Andar pela “capital da Europa” em pleno bairro das Instituições – visivelmente diferenciada agora pelos indisfarçados dispositivos militares e policiais que pululam – é sempre um happening de encontros fortuitos, embora nem sempre os mais apreciáveis. Refiro-me, ilustrando concretamente com um caso destes dias, ao pouco recomendável líder do UKIP britânico, Nigel Farage, que caminhava falando ao telemóvel junto ao “Parc Léopold” quando com ele me cruzei, não sem experimentar um pequeno tremor de repugnância. Poderia ainda referir-me a essa grande figura parlamentar e política portuguesa chamada Marinho e Pinto com que me deparei a fazer despacho no bar do Rato Mickey. Ou ainda, mas obviamente já num registo diferente, ao ministro grego das Finanças, Euclid Tsakalotos, que na companhia do habitual e inconfundível séquito ministerial de assessores e similares entrou no elevador de que eu saía no décimo-quarto andar da área de gabinetes do edifício do Parlamento Europeu.
Depois, bem, depois há sempre coisas a acontecerem, algumas até interessantes em si próprias. Foi desta vez o caso de um debate organizado pelo Grupo S&D em torno da reforma dos “recursos próprios” da União Europeia (UE) e animado por Mario Monti e por Ivailo Kalfin, nas suas qualidades de chair e membro do tripartido High Level Group (três comissários, três parlamentares e três representantes do Conselho mais Monti) nomeado em janeiro de 2014. No centro das atenções a necessidade de ser revisto o corrente sistema de financiamento do orçamento comunitário, tendo presentes as suas variadas deficiências e inconsistências bem assim como os conhecidos bloqueamentos adicionais que revela perante um novo enquadramento, também geopoliticamente inédito e desafiante, de globalização, moeda única e baixo crescimento.

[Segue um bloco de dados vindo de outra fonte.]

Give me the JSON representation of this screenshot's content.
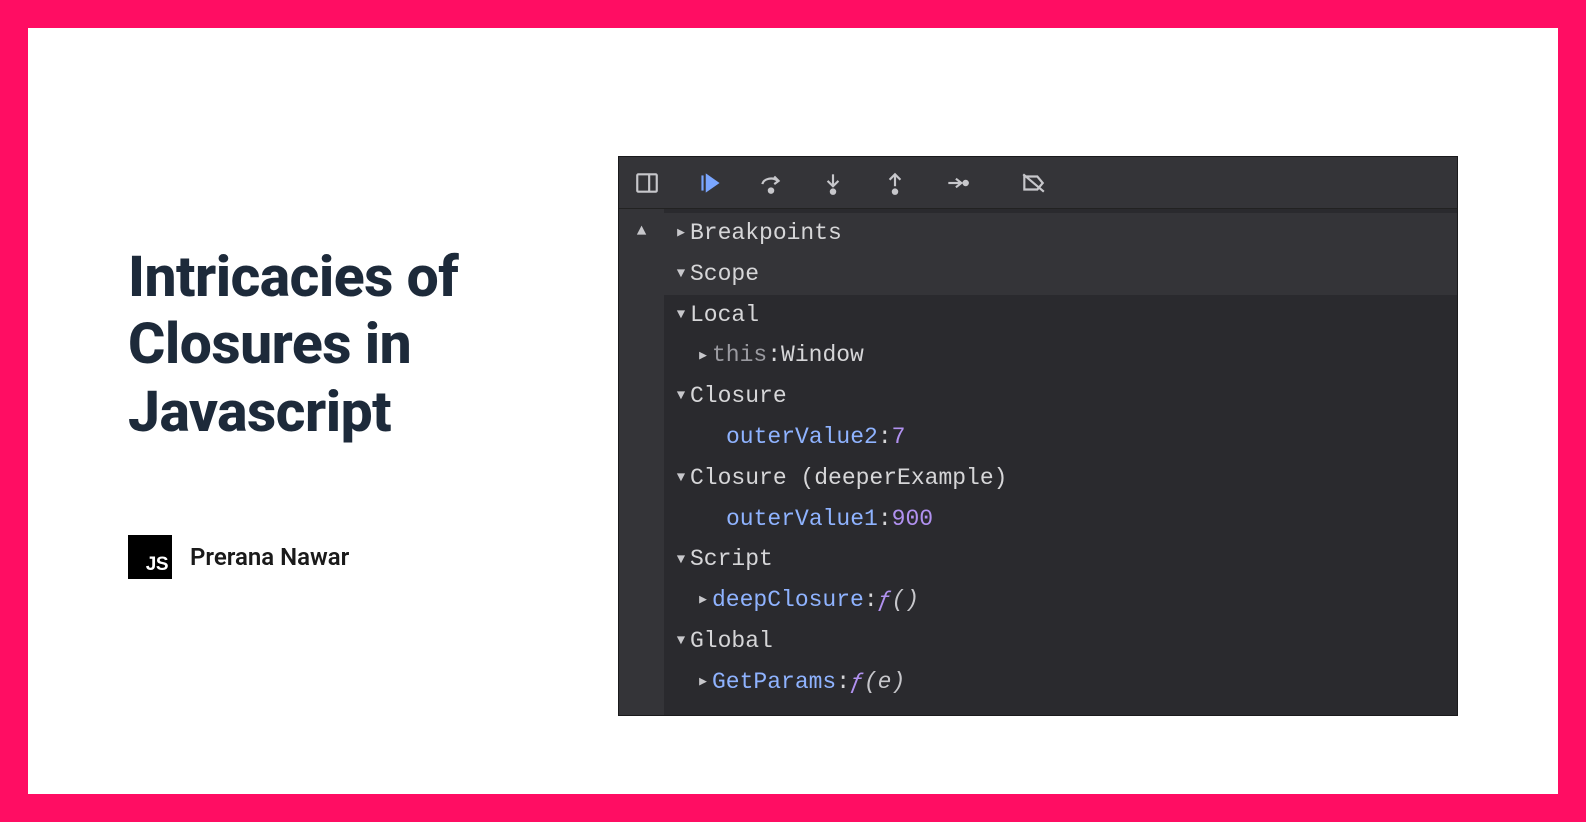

Mesmo tendo Monti evidenciado quão hipócrita, pouco transparente, injusto e pouco democrático é o atual sistema e quanto ele contribui para dar aos cidadãos a impressão de uma UE a funcionar como um jogo de soma zero, o certo é que ficou bem patente que as urgências de Bruxelas não são iguais às urgências de outros locais – o grupo só apresentará um relatório final em dezembro de 2016 e só ao longo de 2017 a Comissão está comprometida a elaborar uma proposta legislativa formal para apreciação, negociação e eventual decisão. E, para lá disto tudo, Monti foi muito claro em relação ao que espera conseguir junto de um Conselho que capturou largamente os equilíbrios que marcavam o “método comunitário”: to find keys of political persuation, assim se exprimiu...
Acresce que esta estava para ser, uma vez mais, a semana da aprovação de uma taxa sobre transações financeiras na Europa (vulgo taxa Tobin). E até foi por causa dessa possível chegada a um acordo – apesar da oposição terminante do Reino Unido em relação a um qualquer avanço, ameaçando até com o recurso ao Tribunal de Justiça Europeu, dez países (incluindo Portugal e após recuo da Estónia) tinham uma base de entendimento para serem taxadas transações intradiárias de ações e produtos derivados, mesmo sem estarem clarificados o valor da taxa, o destino das receitas, alguns critérios de aplicação ou os impactos económicos e sobre os sistemas de pensões – que o comissário Moscovici faltou, à última hora, à mesa-redonda a que acabei de aludir no parágrafo precedente. Afinal, falso alarme e novo adiamento de uma matéria que já vai em mais de quatro anos de árduas negociações e de que começa a duvidar-se se algum dia conhecerá fumo branco. Um exemplo dos lentos tempos de uma construção europeia em transição da perda de rumo para o declínio, quiçá final.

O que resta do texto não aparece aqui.